Energetische Sanierung von Steildächern
Bei Sanierungen von Dachflächen müssen die gestiegenen Anforderungen an den Wärmeschutz berück-
sichtigt werden. Das kann durch eine Innendämmung geschehen, wie in der dach+holzbau 3.2010 beschrieben. Der zweite Teil über energetische Sanierung beschäftigt sich mit der Außendämmung von Steildächern.
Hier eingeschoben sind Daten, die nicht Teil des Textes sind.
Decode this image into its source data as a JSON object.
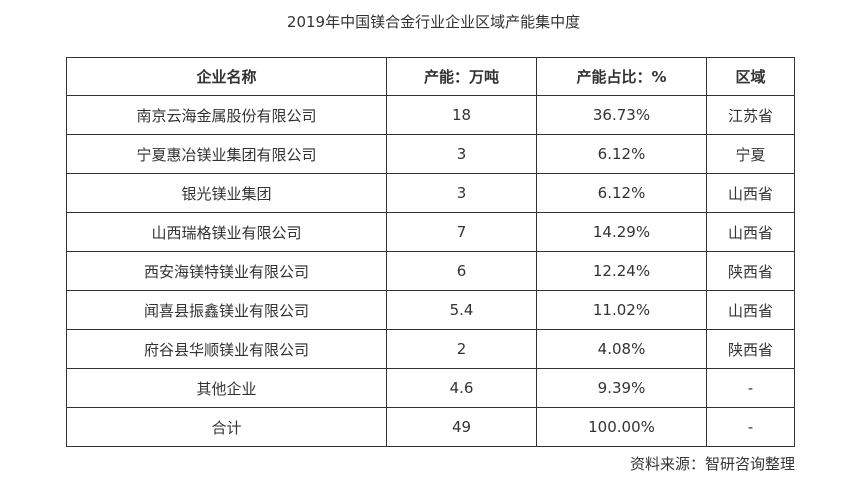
{
  "title": "2019年中国镁合金行业企业区域产能集中度",
  "table": {
    "headers": [
      "企业名称",
      "产能：万吨",
      "产能占比：%",
      "区域"
    ],
    "rows": [
      [
        "南京云海金属股份有限公司",
        "18",
        "36.73%",
        "江苏省"
      ],
      [
        "宁夏惠冶镁业集团有限公司",
        "3",
        "6.12%",
        "宁夏"
      ],
      [
        "银光镁业集团",
        "3",
        "6.12%",
        "山西省"
      ],
      [
        "山西瑞格镁业有限公司",
        "7",
        "14.29%",
        "山西省"
      ],
      [
        "西安海镁特镁业有限公司",
        "6",
        "12.24%",
        "陕西省"
      ],
      [
        "闻喜县振鑫镁业有限公司",
        "5.4",
        "11.02%",
        "山西省"
      ],
      [
        "府谷县华顺镁业有限公司",
        "2",
        "4.08%",
        "陕西省"
      ],
      [
        "其他企业",
        "4.6",
        "9.39%",
        "-"
      ],
      [
        "合计",
        "49",
        "100.00%",
        "-"
      ]
    ]
  },
  "source": "资料来源：智研咨询整理"
}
Mit Blick auf die steigenden Energiekosten ist die energetische Sanierung von Steildächern mehr als sinnvoll. Neben den dauerhaften Einspareffekten ist sie zugleich eine Investition in die Zukunft. Eine Anpassung der Wärmedämmung ist also nicht nur dann zweckmäßig, wenn die vom Gesetzgeber beschriebenen Vorbedingungen erfüllt sind, sondern auch überall da geboten, wo der vorhandene Wärmeschutz unzureichend oder gar nicht vorhanden ist. Grundsätzlich gilt, dass bei einer baulichen Veränderung von mehr als zehn Prozent einer Bauteilfläche, die Änderungen dämmtechnisch den aktuellen Anforderungen der derzeit gültigen EnEV entsprechen müssen.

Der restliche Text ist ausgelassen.